IR types (see irtype_text in dump.lua or IRTDEF in lj_ir.h:

"nil" 0
"fal" 1
"tru" 2
"lud" 3
"str" 4
"p32" 5
"thr" 6
"pro" 7
"fun" 8
"p64" 9
"cdt" 10
"tab" 11
"udt" 12
"flt" 13
"num" 14
"i8 " 15
"u8 " 16
"i16" 17
"u16" 18
"int" 19
"u32" 20
"i64" 21
"u64" 22

"Mode bits" (used in below opcode definitions, the second column): Commutative (C), {Normal/Ref (N), Alloc (A), Load (L), Store (S)}, Non-weak guard (W).

Memory ops

A = array, H = hash, U = upvalue, F = field, S = stack.

Memory references.

AREF, R , ref, ref

Array reference

HREFK, R , ref, ref

Hash reference (with constant key?)

  • op1: index to IR for table hash part (tab.node)?
  • op2: key?

HREF, L , ref, ref

Hash reference.

  • op1: index to IR for table
  • op2: index to IR for key

NEWREF, S , ref, ref

This is something related to creating a new table key (lj_tab_newkey).

  • op1: index to IR for table
  • op2: index to IR for key

UREFO, LW, ref, lit

Upvalue reference, open?

  • op1 is the index to the IR for the function value.
  • op2 - bits 0..7 are some type of hash value for the upvalue (see rec_upvalue). Bits above that represent the upvalue index (0-based integer) in the function.

UREFC, LW, ref, lit

upvalue reference, closed?

op1 and op2 are the same as in UREFO.

FREF, R , ref, lit

Field reference

  • op1:
  • op2: field identifier - see op2 values in FLOAD.

STRREF, N , ref, ref

String reference

Loads and Stores

ALOAD, L , ref, ___

Array load

HLOAD, L , ref, ___

Hash table load

ULOAD, L , ref, ___

Upvalue load

op1: index of IR for upvalue reference (e.g. UREFC/UREFO).

FLOAD, L , ref, lit

Field load. This accesses the field identified by (lit) in a C struct located at the address referred to in (ref). The fields are at known constant offsets from the structure base address.

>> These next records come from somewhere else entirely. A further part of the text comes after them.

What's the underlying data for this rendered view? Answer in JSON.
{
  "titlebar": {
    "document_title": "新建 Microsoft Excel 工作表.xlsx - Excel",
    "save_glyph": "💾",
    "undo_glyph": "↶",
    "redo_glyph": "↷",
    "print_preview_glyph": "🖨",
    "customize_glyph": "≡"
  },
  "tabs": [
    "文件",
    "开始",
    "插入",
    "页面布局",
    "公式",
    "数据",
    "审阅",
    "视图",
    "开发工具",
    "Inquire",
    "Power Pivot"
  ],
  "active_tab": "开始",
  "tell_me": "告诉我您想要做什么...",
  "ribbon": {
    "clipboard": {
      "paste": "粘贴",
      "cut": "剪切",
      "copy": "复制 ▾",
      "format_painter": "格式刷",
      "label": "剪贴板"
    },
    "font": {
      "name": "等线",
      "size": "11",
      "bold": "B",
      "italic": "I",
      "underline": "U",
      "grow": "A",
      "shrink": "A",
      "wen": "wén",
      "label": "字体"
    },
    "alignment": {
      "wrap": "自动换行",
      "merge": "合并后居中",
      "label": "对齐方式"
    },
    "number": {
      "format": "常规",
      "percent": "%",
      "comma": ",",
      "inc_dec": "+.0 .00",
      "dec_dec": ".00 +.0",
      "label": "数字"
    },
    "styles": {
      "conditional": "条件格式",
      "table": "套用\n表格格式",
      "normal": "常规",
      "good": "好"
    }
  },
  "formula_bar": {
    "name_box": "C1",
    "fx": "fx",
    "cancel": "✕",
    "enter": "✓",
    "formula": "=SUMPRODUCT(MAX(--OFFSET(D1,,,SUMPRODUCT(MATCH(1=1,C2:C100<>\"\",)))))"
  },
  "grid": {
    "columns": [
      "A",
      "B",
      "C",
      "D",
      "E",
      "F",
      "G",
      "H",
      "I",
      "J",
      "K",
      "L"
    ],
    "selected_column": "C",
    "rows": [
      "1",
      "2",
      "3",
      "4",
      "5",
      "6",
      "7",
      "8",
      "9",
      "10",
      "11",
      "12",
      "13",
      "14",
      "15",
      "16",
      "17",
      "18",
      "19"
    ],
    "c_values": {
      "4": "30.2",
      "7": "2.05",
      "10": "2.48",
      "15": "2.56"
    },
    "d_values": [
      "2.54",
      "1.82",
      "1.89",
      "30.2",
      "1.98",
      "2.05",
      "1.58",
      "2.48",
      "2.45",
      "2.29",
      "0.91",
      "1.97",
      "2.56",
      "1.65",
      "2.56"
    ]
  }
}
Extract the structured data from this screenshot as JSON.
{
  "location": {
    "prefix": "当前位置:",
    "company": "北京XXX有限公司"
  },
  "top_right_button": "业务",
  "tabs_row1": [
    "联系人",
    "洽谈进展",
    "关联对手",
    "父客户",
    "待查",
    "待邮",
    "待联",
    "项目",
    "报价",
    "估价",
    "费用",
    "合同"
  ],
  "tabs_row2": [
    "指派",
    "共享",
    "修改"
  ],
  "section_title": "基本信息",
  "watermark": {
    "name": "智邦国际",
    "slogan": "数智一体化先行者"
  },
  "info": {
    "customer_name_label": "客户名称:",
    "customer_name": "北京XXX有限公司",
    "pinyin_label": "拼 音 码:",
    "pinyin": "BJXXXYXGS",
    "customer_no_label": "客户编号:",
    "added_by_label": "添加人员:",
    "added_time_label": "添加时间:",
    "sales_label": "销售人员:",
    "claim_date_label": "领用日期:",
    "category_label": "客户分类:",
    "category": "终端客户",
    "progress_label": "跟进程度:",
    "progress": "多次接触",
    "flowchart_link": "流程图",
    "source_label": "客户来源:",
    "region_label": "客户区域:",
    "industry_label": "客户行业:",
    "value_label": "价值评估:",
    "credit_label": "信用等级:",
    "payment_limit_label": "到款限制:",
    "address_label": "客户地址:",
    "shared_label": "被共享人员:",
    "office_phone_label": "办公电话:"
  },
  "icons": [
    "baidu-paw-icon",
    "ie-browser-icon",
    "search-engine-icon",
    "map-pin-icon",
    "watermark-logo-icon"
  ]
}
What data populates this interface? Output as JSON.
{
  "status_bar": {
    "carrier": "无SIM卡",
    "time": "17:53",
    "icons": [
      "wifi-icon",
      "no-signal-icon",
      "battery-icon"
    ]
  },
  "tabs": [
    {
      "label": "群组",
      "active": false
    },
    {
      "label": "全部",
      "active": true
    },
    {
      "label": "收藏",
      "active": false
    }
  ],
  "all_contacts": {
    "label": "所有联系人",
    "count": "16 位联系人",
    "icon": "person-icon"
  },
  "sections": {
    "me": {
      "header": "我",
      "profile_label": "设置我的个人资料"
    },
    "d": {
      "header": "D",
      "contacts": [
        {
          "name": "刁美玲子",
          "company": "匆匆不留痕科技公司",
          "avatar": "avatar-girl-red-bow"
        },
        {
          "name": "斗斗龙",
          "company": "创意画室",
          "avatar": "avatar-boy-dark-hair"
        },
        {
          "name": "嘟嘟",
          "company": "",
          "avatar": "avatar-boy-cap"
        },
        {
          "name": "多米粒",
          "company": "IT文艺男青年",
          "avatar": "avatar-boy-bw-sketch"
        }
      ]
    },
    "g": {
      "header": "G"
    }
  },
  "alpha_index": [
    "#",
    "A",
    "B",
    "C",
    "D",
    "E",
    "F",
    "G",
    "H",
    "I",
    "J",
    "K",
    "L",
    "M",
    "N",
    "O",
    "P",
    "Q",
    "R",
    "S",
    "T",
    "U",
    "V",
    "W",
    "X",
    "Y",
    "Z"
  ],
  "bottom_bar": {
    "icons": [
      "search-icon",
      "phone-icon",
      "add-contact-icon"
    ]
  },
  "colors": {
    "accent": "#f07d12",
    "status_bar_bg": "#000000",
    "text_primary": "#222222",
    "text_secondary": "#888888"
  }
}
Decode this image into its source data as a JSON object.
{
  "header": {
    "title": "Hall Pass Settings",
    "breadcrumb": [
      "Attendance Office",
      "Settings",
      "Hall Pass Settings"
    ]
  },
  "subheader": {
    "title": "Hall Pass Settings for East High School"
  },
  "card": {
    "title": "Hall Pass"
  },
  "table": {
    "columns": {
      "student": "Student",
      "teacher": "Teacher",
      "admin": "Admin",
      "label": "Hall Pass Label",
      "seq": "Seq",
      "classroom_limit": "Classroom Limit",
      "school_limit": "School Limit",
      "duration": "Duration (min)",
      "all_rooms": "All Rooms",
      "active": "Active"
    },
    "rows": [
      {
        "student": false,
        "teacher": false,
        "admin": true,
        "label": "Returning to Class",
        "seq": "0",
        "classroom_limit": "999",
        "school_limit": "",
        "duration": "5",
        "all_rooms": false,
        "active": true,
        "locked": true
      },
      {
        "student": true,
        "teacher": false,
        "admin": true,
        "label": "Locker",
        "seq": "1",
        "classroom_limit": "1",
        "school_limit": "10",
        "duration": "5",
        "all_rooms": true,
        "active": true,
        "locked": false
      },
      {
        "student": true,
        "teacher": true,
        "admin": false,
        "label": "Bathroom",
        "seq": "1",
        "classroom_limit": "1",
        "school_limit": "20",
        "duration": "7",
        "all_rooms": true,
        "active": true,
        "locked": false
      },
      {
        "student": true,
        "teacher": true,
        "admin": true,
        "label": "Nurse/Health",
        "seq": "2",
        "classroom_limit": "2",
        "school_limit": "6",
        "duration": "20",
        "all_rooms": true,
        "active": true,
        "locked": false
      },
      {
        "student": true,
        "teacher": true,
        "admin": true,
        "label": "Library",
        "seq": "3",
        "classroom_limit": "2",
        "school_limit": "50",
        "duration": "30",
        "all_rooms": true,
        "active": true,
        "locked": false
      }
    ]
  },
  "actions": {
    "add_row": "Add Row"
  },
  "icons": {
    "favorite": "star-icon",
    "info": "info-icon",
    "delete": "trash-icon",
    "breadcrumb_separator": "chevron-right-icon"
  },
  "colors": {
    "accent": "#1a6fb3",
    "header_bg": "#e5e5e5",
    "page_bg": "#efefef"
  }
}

op2: (values from irfield in vmdef.lua and IRFLDEF in lj_ir.h)
"str.len" (0) STR_LEN - string length (GCstr.len)
"func.env" (1) FUNC_ENV - function environment (GCfunc.l.env)
"tab.meta" (2) TAB_META - table metatable (GCtab.metatable)
"tab.array" (3) TAB_ARRAY - table array part (GCtab.array)
"tab.node" (4) TAB_NODE - table hash part (GCtab.node)
"tab.asize" (5) TAB_ASIZE - table array part size (GCtab.asize)
"tab.hmask" (6) TAB_HMASK - table "Hash part mask (size of hash part - 1)" (GCtab.hmask)
"tab.nomm" (7) TAB_NOMM - table "Negative cache for fast metamethods" (GCtab.nomm)
"udata.meta" (8) UDATA_META - userdata metatable (GCudata.metatable)
"udata.udtype" (9) UDATA_UDTYPE "Userdata type" (GCudata.udtype)
"udata.file" (10) UDATA_FILE
"cdata.typeid" (11) CDATA_TYPEID (GCcdata.typeid) - FFI C type ID (unique to every C type)
"cdata.ptr" (12) CDATA_PTR 

XLOAD, L , ref, lit

Load from pointer? Note: can occur with FFI cdata.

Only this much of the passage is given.